A WAN (Wide Area Network) is a network (usually connecting two or more LANs (Local Area Networks)) using carrier lines (telephone company, etc.), satellite links, or tin cans and string not belonging to your company. The Internet is the largest WAN on this planet. A WAN carries real (packetized) network traffic, not “direct connect” terminal sessions as with “Remote Control” programs (or traditional terminals) (although these sessions can be “encapsulated” within network packets and carried over a WAN).
Setting up a WAN is not for the faint of heart. Just negotiating with the carrier for the kind of service you need is daunting enough. Then there’s all that exotic (and expensive) communications equipment to deal with. But, if you have to have it, then you have to have it.
At each end of a WAN link you will have a router attached to your network on one side and a carrier service on the other side. The router may feed into an ISDN terminal device, a DSU/CSU, a DSL interface, a T1 multiplexor, a fractional T1 multiplexor, or whatever have you. If the carrier service you use is Frame Relay, the routers themselves will be called FRADs (Frame Relay Access Devices.
Until recently, WAN meant leased lines but today a growing amount of WAN traffic is being handled through the Internet using Virtual Private Networks. While Internet connections may not have as predictable a performance as a leased line network, it sure is a lot cheaper.

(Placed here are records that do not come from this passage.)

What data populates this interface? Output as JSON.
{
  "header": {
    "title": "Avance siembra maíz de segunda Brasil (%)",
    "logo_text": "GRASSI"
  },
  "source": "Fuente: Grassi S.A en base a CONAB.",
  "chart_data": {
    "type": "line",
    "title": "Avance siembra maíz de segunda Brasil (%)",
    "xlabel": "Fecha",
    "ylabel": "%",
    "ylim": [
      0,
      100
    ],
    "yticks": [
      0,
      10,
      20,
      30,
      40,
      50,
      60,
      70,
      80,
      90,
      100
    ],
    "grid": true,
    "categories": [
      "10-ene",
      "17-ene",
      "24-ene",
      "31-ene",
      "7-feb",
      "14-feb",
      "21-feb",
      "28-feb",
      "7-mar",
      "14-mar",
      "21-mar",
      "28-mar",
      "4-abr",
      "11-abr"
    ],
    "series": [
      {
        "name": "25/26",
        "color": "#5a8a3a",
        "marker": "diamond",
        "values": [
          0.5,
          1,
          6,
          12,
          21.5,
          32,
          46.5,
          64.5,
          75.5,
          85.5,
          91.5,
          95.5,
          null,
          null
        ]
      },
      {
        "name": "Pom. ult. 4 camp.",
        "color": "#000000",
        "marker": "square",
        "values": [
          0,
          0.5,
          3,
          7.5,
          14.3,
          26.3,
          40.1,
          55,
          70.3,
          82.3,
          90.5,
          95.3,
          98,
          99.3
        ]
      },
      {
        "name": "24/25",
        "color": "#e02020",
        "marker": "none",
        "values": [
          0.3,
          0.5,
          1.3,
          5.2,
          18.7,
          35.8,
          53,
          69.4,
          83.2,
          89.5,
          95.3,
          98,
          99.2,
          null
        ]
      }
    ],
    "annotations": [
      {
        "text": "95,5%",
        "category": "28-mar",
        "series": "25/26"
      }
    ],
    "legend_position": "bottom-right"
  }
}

DSL access to the Internet is making it possible to push fairly high data rates over the Internet at very reasonable cost.
Before you do anything at all with a WAN, you must understand your traffic and how it relates to WAN performance. The WAN will not achieve data rates anywhere near those of your LAN. If you (or your software) expect high data rates, you may have a problem, or need to spend a whole lot of money you didn’t expect to need to spend.
Automation Access put in an Internet WAN link between Burbank and Hawaii for a client (with appropriate warnings about performance). Unfortunately, his accounting software proved to be a single user program at heart with LAN features tacked on (as so many small business packages are). The WAN traffic it generated was awesome, and performance didn’t even begin to approach unacceptable. Citrix MetaFrame had to be installed to keep most of the traffic confined to the server. Expensive, but cheaper than changing accounting software.